Chamber 5

819 48 0
                                    

"Setelah ini belajar matematika?"

Sang guru privat mengangguk. Anak lelaki berumur 13 tahun itu menunjukkan wajah kecewanya.

Bilangan itu rumit. Menghitung itu masalah. Menghela napas tak terhitung di hari ini. Buku bertuliskan Ni-ki itu dibuka sedikit kasar. Andai saja ia masuk ke sekolah menengah pertama umum.

"Jangan khawatir saya akan mengurangi materi pelajaran seperti biasa," hibur sang guru.

"Tidak perlu. Papa dan mama akan marah mengetahuinya," tolak lelaki itu.

Jika bukan karena kedua orang tuanya yang menginginkan penerus baik bagi perusahaan. Ni-ki tidak akan berusaha keras mengikuti home schooling ini. Bahkan, ia bisa bermain dengan anak seumurannya dan mencoba untuk tidak mempedulikan masa depannya.

Kemewahan yang ada dirumah ini tidak akan mengubah pemikirannya tentang indahnya dunia luar. Jika saja dia dapat menghilang dan tinggal di dunia yang sedikit tidak fana. Iya,dengan sedikit fantasi.

Melihat anak itu menatap bosan pada buku, sang guru menanyakan hal yang mungkin anak laki-laki itu inginkan, "Anda ingin sedikit beristirahat?"

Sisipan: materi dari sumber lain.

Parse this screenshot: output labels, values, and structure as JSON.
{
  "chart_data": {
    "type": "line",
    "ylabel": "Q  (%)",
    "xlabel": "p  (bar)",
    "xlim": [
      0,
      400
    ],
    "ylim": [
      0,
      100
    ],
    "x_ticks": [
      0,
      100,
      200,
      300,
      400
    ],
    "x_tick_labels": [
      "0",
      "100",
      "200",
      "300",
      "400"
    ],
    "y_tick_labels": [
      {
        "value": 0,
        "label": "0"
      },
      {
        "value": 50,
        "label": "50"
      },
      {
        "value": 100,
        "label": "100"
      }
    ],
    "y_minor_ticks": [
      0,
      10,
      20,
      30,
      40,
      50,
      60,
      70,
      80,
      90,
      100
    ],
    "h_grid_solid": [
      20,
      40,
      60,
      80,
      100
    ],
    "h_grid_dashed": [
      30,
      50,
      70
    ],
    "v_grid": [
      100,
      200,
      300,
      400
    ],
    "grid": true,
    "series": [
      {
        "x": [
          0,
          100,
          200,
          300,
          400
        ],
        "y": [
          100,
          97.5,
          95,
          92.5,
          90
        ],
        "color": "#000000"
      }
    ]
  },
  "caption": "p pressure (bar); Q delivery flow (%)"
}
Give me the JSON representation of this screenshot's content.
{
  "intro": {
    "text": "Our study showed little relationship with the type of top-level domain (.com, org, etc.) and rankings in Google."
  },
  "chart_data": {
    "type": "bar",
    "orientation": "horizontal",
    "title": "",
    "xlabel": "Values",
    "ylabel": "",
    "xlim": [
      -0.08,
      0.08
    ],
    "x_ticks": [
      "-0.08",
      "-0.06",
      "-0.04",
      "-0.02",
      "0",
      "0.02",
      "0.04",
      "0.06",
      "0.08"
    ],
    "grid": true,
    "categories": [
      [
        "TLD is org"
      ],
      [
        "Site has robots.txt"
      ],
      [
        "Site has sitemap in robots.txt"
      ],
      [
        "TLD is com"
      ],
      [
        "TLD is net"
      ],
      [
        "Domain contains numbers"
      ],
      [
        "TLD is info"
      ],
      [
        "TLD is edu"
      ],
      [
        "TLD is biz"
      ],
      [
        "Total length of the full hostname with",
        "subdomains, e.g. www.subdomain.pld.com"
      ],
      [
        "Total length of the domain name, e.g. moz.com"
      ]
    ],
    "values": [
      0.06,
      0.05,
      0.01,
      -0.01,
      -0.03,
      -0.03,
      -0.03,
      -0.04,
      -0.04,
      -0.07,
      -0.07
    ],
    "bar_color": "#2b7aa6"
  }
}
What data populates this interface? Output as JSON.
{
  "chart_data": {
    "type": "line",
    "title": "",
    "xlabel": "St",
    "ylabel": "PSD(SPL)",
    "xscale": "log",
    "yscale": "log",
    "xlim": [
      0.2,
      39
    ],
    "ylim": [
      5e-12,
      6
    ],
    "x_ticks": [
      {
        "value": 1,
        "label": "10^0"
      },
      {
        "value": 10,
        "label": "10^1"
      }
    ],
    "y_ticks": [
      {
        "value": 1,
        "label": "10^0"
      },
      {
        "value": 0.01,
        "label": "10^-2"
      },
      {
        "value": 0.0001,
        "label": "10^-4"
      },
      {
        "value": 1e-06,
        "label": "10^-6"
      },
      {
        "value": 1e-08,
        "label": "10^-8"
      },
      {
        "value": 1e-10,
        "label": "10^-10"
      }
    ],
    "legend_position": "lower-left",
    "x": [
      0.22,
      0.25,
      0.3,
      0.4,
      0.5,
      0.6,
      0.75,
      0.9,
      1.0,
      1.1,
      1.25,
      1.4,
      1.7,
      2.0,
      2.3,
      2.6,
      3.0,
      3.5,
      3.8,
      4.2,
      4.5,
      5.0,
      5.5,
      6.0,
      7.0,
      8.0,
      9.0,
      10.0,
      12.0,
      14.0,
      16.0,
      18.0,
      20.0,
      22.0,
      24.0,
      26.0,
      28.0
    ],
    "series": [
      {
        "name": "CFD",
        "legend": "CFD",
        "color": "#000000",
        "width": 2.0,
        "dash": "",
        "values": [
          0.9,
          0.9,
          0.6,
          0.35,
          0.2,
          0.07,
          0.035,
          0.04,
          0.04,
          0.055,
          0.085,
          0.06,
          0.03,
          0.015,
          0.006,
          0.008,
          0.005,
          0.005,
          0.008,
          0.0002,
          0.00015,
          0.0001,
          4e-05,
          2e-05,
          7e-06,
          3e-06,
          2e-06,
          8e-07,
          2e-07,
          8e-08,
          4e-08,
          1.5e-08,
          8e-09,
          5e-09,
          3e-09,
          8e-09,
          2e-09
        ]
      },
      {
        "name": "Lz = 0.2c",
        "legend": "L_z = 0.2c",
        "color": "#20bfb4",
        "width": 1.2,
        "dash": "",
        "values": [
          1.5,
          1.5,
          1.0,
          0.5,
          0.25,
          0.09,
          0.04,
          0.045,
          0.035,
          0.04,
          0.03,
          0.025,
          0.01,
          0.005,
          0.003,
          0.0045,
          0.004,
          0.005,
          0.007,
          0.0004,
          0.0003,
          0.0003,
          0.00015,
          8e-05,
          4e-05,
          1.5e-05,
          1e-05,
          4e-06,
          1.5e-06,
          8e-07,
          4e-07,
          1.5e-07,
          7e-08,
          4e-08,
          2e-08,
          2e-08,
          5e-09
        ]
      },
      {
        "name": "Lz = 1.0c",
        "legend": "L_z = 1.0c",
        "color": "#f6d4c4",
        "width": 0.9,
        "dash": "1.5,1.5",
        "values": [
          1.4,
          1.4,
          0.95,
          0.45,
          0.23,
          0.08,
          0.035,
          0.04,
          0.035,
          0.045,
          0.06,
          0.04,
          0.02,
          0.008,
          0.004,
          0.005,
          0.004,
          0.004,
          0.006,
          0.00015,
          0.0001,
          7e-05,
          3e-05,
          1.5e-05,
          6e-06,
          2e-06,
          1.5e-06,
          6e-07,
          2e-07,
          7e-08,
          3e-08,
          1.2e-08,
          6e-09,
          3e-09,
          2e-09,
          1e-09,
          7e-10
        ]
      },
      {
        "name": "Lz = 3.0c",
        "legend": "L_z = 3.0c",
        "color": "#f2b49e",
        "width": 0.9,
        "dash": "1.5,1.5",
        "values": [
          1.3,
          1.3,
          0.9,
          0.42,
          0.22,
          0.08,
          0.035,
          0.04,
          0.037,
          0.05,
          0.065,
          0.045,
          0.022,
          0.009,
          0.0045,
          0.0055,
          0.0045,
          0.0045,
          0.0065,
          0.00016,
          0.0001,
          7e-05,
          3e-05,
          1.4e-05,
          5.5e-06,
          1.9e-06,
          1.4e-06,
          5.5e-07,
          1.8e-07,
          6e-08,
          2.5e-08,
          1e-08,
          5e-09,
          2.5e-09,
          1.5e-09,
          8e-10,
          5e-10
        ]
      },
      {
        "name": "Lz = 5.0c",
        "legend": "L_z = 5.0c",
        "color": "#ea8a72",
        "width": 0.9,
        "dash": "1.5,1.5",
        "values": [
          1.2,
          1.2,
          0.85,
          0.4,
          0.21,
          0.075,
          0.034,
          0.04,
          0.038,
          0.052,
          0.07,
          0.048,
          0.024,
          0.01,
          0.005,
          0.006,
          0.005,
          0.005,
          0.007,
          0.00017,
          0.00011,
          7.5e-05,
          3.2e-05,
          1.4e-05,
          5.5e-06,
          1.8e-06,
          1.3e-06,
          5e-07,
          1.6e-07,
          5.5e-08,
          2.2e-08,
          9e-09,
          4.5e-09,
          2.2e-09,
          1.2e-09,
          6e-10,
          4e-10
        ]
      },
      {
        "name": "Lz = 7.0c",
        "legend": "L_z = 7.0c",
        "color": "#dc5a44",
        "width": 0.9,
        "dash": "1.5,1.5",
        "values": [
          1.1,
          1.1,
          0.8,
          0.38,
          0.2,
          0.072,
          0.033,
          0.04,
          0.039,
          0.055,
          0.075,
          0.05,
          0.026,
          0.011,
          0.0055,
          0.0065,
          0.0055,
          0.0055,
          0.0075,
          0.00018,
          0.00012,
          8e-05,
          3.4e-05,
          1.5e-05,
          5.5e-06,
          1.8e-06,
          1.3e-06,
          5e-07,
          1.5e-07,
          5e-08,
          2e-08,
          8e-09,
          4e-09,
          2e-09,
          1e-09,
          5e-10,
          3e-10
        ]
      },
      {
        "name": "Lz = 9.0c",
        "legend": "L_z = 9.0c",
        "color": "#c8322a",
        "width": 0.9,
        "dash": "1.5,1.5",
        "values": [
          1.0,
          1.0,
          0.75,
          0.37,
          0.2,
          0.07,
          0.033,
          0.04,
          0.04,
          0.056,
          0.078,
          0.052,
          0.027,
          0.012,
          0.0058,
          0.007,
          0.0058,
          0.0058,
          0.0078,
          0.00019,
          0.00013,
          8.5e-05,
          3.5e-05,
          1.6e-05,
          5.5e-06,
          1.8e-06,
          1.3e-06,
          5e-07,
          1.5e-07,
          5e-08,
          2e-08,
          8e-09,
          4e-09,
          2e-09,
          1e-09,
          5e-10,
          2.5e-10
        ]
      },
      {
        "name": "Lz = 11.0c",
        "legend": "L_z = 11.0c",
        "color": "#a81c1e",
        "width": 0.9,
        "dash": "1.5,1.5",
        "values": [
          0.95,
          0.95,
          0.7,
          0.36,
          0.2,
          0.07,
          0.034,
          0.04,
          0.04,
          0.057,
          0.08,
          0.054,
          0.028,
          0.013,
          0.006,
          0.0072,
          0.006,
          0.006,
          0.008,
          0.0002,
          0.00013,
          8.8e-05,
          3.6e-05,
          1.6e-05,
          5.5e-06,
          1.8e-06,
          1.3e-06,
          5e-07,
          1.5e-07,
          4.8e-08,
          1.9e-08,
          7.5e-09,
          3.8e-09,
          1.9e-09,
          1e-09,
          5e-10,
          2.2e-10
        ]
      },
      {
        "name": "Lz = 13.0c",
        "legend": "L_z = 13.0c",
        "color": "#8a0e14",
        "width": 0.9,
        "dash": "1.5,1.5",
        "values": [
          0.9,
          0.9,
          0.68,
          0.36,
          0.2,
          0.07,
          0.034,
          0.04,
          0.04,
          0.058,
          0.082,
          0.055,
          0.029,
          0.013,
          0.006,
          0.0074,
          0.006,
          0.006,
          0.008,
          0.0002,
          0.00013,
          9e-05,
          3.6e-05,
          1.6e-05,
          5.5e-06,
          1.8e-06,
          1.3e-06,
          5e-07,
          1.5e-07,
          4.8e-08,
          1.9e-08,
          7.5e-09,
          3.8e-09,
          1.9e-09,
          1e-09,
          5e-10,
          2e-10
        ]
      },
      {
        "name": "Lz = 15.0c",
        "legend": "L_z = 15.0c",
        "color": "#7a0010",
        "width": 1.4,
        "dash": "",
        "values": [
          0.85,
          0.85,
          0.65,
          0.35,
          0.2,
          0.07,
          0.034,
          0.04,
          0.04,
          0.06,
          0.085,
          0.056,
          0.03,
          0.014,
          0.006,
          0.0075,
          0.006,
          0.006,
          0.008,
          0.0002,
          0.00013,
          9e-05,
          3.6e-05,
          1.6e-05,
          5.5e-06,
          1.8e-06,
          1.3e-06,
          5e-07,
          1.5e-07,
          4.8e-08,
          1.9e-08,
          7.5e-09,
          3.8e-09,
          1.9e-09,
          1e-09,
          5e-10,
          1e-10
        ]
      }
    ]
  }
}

"Tentu saja. Istirahat selama nya mungkin," jawab Ni-ki dengan kiasan pada kalimatnya.

"Saya akan tetap menunggu disini. Anda bisa beristirahat setengah jam."

Ni-ki menyusun buku nya, berjalan ke arah tangga. Hingga interupsi menghentikan langkahnya.

"Juga, pesan Tuan Nishimura, saya disuruh mengingatkan anda agar tidak menyentuh benda diruangan ke lima yang baru di renovasi."

Ni-ki melirik ke belakang nya sebentar lalu kembali melangkahkan kakinya tak peduli.

.

.

"Ck, tak cukup 6 jam belajar,  mengikuti les kursus bahasa, belajar etika, dan apa lagi?!" dumel Ni-ki setelah membantingkan badannya di ranjang birunya.

"Terserah saja lah," lelah Ni-ki setelah memikirkannya berkali-kali.

Anak laki-laki itu mengambil salah satu kanvas dan alat lukisnya. Setengah jam cukup untuk membuat kerangka koleksi lukisannya untuk hari ini.

"Merah, merah, merah," cari Ni-ki cepat melihat kumpulan pewarna.

Tak menemukan warna yang diinginkan Ni-ki mengerang frustasi. Tidak ada satupun yang berjalan baik hari ini atau hanya rasa sial yang menggerogoti nya membuat harinya menjadi buruk.

Ni-ki memikirkan dimana pewarna merah itu berada, mengingatkannya kembali.

Langkahnya bergegas menuju kemana yang dia cari berada. Seingatnya alat melukisnya pernah diletakkan diruangan itu sebelum akhirnya di renovasi.

~Two Times~

Ni-ki berhenti tepat di pintu berwarna putih dengan lekatan sticker di angka 7 yang terlihat lucu baginya.

"Ruangan kelima, kok, diberi nomor tujuh," ucap Ni-ki sambil tersenyum remeh.

Saat ingin membuka gagang pintu putih dihadapannya. Sebuah ingatan lepas, menarik tangannya kembali. Ni-ki seharusnya tidak disini karena larangan dari sang ayah yang baru saja di beritahu guru nya. Rasa ragu sekejap menyerang nya.

.

.

Namun..., Ni-ki bukan Ni-ki jika tidak berani melakukan nya tanpa sepengetahuan orang tuanya. Mengingat bagaimana cara nya dia melewati kelas musik hanya untuk berjalan di taman kosong, menolak masuk kelas beladiri dengan berpura-pura melukai lengannya atau sekedar mengelabui guru bahasa nya dengan menghilangkan buku pelajaran untuk menonton seri fantasi kesukaannya. Saat ini dewi fortuna terus memihaknya sehingga hal itu belum terbongkar karena kesibukan orangtuanya.